Michigan Gov. Gretchen Whitmer, a Democrat, called the resumption of traffic "a win for Michigan’s working families who are just trying to do their jobs and for businesses who can get back to shipping their products and produce."
Whitmer said it was important to ensure the bridge isn't blocked again.
Protesters also remained entrenched in Ottawa, Canada's capital, and other cities as officials refuse to relent on the mandates, one of which forces truckers entering Canada to show proof of vaccination or isolate for a period of time.

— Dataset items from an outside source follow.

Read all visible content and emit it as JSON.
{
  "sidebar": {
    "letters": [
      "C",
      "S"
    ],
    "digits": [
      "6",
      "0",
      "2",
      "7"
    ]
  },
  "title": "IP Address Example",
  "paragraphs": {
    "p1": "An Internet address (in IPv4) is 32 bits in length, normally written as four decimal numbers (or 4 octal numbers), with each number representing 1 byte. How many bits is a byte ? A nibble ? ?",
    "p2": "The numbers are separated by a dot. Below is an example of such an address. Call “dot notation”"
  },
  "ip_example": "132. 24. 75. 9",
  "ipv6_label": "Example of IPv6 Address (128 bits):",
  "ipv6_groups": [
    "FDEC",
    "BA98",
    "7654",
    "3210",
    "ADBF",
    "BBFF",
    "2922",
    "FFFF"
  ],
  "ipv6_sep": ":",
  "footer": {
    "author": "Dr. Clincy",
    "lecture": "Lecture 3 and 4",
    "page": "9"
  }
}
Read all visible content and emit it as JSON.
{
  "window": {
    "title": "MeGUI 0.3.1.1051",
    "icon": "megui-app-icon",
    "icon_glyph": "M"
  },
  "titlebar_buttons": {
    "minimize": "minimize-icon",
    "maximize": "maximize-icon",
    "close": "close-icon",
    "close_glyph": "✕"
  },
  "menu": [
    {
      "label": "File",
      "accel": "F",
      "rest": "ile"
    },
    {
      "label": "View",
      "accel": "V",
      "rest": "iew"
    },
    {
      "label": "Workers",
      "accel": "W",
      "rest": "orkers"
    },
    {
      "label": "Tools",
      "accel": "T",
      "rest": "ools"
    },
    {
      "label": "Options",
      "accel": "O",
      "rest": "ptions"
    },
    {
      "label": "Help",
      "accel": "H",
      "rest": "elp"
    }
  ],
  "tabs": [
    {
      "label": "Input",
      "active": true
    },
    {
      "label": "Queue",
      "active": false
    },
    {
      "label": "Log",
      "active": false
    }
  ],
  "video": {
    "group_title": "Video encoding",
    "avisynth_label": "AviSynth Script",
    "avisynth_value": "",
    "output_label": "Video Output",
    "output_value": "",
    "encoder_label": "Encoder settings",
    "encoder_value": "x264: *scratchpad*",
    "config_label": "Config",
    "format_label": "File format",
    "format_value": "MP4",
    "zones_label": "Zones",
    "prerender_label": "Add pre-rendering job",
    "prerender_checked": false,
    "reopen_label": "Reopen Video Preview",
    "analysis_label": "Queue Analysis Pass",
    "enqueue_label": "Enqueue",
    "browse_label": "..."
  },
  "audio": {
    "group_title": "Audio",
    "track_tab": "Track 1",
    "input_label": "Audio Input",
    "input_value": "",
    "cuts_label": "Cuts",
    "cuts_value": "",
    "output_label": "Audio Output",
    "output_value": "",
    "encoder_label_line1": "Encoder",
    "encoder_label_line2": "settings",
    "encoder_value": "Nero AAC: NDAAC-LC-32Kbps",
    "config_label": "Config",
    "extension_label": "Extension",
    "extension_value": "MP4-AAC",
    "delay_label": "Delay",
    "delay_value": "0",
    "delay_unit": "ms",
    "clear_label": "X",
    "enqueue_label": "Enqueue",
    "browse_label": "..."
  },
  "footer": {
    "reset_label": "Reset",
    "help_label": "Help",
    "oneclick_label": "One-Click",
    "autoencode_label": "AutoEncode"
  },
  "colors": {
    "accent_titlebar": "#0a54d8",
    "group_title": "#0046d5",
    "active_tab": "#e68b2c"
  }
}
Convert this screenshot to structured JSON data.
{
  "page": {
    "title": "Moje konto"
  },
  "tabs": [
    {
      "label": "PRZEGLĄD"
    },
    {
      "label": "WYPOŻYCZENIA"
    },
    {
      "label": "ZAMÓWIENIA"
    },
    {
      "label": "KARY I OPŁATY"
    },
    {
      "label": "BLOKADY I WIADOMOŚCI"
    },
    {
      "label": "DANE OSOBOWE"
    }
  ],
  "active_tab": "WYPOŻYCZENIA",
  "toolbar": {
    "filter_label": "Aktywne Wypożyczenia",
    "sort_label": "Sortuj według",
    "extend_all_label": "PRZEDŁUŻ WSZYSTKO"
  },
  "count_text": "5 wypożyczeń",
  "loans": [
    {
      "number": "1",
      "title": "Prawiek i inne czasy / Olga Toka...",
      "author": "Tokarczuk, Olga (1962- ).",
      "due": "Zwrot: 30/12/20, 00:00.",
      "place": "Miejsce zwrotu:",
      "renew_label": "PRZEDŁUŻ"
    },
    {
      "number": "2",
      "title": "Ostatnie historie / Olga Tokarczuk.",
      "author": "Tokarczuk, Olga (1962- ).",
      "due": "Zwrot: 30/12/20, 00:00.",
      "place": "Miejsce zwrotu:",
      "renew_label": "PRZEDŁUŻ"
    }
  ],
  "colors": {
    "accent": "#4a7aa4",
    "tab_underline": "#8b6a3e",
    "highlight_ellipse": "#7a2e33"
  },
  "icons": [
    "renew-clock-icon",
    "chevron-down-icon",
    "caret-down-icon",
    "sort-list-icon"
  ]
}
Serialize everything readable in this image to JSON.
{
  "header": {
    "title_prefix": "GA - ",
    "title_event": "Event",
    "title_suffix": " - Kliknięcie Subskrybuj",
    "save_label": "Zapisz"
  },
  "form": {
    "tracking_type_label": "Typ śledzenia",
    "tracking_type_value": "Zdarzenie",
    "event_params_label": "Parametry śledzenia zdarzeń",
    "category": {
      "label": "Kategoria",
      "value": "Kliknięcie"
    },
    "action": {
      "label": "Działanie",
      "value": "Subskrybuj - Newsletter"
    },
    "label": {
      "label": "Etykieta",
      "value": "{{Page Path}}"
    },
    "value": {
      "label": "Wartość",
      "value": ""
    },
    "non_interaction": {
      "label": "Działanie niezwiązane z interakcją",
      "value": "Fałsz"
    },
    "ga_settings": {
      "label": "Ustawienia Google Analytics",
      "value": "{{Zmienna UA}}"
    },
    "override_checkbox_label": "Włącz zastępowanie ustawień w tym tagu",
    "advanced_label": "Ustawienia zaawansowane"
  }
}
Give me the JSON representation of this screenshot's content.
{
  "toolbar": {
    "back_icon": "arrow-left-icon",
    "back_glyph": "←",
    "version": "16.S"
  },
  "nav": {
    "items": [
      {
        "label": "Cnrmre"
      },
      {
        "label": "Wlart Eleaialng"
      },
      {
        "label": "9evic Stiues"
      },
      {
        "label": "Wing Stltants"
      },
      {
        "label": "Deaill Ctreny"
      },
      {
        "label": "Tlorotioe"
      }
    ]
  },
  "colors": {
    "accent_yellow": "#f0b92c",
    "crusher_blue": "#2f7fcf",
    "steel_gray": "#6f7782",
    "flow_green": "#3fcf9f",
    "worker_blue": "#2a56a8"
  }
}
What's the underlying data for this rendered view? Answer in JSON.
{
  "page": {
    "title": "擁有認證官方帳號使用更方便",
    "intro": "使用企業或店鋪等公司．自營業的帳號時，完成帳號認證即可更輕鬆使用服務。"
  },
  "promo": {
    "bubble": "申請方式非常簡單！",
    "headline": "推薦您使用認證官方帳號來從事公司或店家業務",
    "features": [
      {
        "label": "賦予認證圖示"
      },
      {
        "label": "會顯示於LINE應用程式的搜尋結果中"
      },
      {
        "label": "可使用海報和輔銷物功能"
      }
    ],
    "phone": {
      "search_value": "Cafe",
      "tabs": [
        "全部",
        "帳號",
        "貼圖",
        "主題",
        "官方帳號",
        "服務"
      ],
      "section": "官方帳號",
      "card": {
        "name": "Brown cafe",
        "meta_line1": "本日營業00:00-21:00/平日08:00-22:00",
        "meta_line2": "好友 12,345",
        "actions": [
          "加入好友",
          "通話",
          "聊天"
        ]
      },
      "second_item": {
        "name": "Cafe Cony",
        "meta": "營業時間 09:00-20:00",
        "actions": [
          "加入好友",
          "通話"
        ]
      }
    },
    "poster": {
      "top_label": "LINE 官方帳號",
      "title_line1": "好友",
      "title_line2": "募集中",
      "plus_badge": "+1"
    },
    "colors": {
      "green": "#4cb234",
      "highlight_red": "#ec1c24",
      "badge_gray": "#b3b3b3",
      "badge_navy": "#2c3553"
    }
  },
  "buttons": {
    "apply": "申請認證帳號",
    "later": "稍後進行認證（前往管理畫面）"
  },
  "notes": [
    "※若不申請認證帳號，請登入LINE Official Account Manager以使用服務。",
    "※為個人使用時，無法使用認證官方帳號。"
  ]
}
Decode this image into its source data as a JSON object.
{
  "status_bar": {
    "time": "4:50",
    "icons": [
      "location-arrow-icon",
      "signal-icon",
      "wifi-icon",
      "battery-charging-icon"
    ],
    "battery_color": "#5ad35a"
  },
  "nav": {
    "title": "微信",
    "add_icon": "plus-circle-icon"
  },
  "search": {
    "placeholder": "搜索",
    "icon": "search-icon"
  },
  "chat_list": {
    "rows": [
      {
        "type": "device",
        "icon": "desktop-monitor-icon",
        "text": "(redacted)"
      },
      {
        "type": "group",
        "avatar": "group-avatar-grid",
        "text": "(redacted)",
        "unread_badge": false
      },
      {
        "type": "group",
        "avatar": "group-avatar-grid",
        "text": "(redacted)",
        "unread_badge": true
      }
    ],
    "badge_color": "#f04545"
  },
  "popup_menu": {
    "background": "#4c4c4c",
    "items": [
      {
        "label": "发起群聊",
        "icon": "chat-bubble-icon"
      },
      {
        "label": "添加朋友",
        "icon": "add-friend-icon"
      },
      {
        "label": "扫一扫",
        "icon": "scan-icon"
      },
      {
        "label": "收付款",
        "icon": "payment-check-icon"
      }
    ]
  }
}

Canadian Prime Minister Justin Trudeau, a Liberal, has denounced the protesters, calling for strong action against them for "tak[ing] the economy hostage."
"Everything is on the table because this unlawful activity has to end, and it will end," he said in a recent statement.
While leftists in Canada and America oppose the protests, conservative officials and groups have expressed support, including former Detroit Police Chief James Craig, a Republican candidate for governor.
"I stand with the truckers," Craig said in a statement. "I support all working people who are standing up for personal freedom."
Ontario Premier Doug Ford has previously declared a state of emergency in his province due to the ongoing protests.
According to Michigan authorities, some 10,000 commercial vehicles cross the Ambassador Bridge on a daily basis with approximately $325 million in goods, including $50 million in automotive parts.
Nearly 30 percent of the annual trade between Michigan and Canada comes across the bridge.